By Rob O’Brien
Huntington’s disease (HD) is a genetic disorder that affects roughly 1 in 10,000 Americans. While the genetic basis of the disease was identified in 1993, there are still gaps in our understanding of what the protein that causes the disease (called, appropriately, Huntingtin) does in healthy people. The protein is ubiquitous (it is present in all of the tissues of the body) and is essential (meaning that mice without the protein do not survive).
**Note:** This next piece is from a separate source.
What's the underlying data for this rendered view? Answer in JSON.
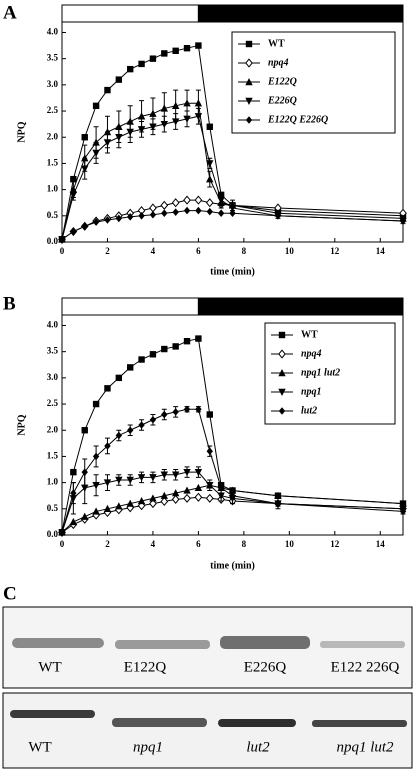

Last week, researchers at UC Irvine published results showing that there is a portion of the huntingtin protein not associated with the disease that can physically stick to some fragments of the protein that is associated with the disease. This newly characterized portion of the protein seems to be important for the process of autophagy (literally “self-eating”), a process by which cells get rid of damaged organelles and proteins and which is known to be important for healthy aging. So why is this exciting? Sticky aggregates of the huntingtin protein can be removed by two processes: autophagy and via the proteasome. Autophagy is disrupted in neurodegenerative diseases in general, and Huntington’s disease specifically.
So what does this mean for neurodegenerative disorders of aging? Well, this new function of a protein implicated in a major neurodegenerative disease may give us clues about what is going wrong in this disease, as well as others that show similar dysregulation of the autophagy system. This means that investigation of how to increase or fix autophagy in Huntington’s disease, possibly by changing the activity of the portion of the protein important for autophagy, may be beneficial for more than just HD.